20 anni di carriera e non sentirli. Dalla prima presenza nel 2000 alle successive oltre 400, che lo hanno portato a diventare il secondo calciatore con più presenze nella storia del Betis (e il terzo con più gettoni nel campionato spagnolo).

Nonostante nove lunghi anni passati lontano dal Sanchez Pizjuán, ovvero casa sua. Dal 2006 al 2015, ha vissuto parentesi con Valencia, Málaga e Fiorentina. Sempre, comunque, da protagonista. E da betico, vivendo il Gran Derbi da tifoso, prima di tornare ad essere protagonista.

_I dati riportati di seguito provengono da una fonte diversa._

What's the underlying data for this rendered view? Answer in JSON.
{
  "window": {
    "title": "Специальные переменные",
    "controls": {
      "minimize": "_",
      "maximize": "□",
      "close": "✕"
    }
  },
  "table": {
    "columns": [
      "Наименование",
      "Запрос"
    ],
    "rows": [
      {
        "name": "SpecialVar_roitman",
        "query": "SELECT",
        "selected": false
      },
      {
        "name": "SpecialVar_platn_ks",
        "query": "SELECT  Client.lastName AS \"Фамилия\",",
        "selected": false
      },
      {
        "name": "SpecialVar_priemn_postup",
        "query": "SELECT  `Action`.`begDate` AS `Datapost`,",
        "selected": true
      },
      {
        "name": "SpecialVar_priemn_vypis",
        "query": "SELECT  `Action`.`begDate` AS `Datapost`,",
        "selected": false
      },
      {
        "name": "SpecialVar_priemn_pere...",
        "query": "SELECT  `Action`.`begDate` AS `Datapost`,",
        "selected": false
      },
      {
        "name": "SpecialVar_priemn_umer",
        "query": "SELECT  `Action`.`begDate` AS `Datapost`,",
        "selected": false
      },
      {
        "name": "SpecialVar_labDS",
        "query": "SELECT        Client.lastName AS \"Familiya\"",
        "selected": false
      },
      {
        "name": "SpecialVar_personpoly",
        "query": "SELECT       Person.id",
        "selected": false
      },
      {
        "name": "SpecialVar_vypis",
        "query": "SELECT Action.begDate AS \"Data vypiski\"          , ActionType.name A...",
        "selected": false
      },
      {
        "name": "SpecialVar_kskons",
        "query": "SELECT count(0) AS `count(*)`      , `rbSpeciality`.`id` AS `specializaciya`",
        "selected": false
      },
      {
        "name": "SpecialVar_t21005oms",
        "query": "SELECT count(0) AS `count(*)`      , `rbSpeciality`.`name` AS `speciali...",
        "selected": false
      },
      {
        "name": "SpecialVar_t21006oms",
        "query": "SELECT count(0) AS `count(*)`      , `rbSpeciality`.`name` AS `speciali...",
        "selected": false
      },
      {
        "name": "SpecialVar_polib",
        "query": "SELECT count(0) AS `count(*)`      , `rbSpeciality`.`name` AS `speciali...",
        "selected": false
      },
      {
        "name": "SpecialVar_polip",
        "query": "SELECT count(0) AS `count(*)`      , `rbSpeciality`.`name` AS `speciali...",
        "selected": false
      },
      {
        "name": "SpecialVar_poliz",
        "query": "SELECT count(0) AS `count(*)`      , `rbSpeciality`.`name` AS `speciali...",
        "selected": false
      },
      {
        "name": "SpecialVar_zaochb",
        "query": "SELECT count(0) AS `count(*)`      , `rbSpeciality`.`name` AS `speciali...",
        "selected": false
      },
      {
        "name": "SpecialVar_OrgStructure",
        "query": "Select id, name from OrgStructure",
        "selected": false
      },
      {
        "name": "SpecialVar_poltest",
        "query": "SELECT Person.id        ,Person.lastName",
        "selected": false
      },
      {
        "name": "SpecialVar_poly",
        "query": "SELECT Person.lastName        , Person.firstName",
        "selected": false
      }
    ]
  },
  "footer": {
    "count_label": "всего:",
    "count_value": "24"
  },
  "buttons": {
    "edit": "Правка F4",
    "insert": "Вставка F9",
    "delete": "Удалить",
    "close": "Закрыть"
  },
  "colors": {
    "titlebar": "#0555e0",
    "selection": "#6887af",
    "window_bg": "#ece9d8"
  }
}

Con i rivali cittadini, in realtà, Joaquín non ha una grande affinità. Ha vinto il Gran Derbi solo 4 volte su 23 totali, soltanto una in trasferta. Senza mai riuscire ad essere decisivo, almeno fino al 3 settembre 2018. Quando ha vissuto una delle notti più belle della sua carriera. Un derby al Villamarín che non si sbloccava, fisso sullo 0-0, alla terza giornata di un campionato ancora tutto da scrivere.

Il capitano del Betis aveva saltato le prime due partite contro Levante e Alavés per un problema al polpaccio, senza di lui la squadra non aveva né vinto né segnato. Setién decise di farlo partire dalla panchina, nonostante i dubbi della vigilia sulle sue condizioni fisiche. Gli servivano le sue motivazioni, le sue parole per motivare i giocatori al fischio d'inizio.

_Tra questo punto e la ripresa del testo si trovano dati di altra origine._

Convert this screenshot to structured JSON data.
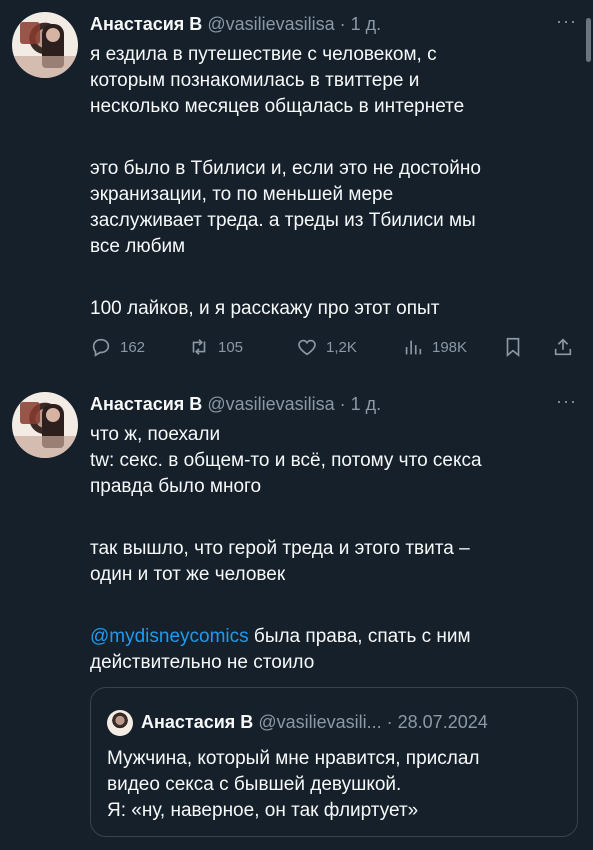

"Sapete cosa ci giochiamo oggi, vero? 55mila anime che ci supportano, 90 minuti, qualsiasi dettaglio, con attitudine, lottiamo, iniziamo i primi minuti forte. Vincere! Vincere! Vincere!".

Poi, al 75’, lo lanciò nella mischia. Esordio stagionale. E che esordio. Cinque minuti dopo il suo ingresso in campo, sbucò sul secondo palo alle spalle della difesa sul cross di Mandi da destra, insaccando di testa. Facendo impazzire tutto il popolo del Betis, che non vinceva un Derbi casa da 12 anni.

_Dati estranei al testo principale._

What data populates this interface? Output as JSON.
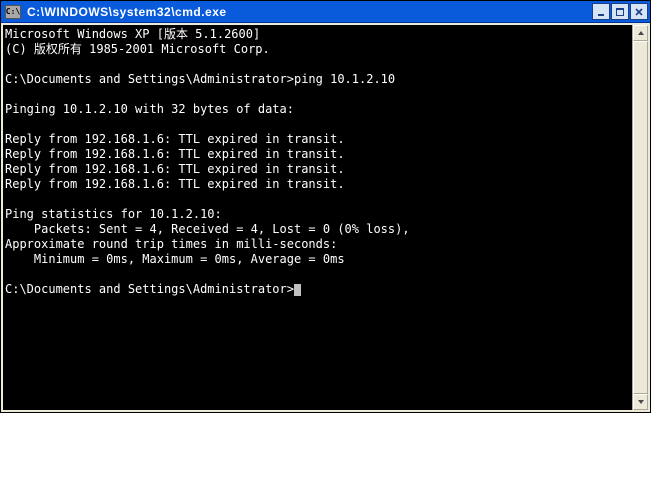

A 37 anni, divenne il giocatore più anziano a segnare nella partita più importante della città di Siviglia. Un goal che gli mancava da 16 anni. Un goal che sembrava scritto e previsto da Setién , il quale gli aveva annunciato che lo avrebbe portato per fargli giocare gli ultimi minuti qualora la partita fosse ancora in situazione di parità. Detto, fatto. Dopo il goal la corsa di Joaquín è verso la panchina, verso il suo allenatore: un abbraccio intenso. “E per poco non ci siamo baciati” ha ammesso il tecnico.

“Sono un privilegiato per essere nato betico , per essere cresciuto qui e per capire cosa significano queste partite. Il supporto, il rispetto e il tifo di queste persone sono incredibili. So di poter lasciare il calcio felice perché questa gente mi ha dato tutto”.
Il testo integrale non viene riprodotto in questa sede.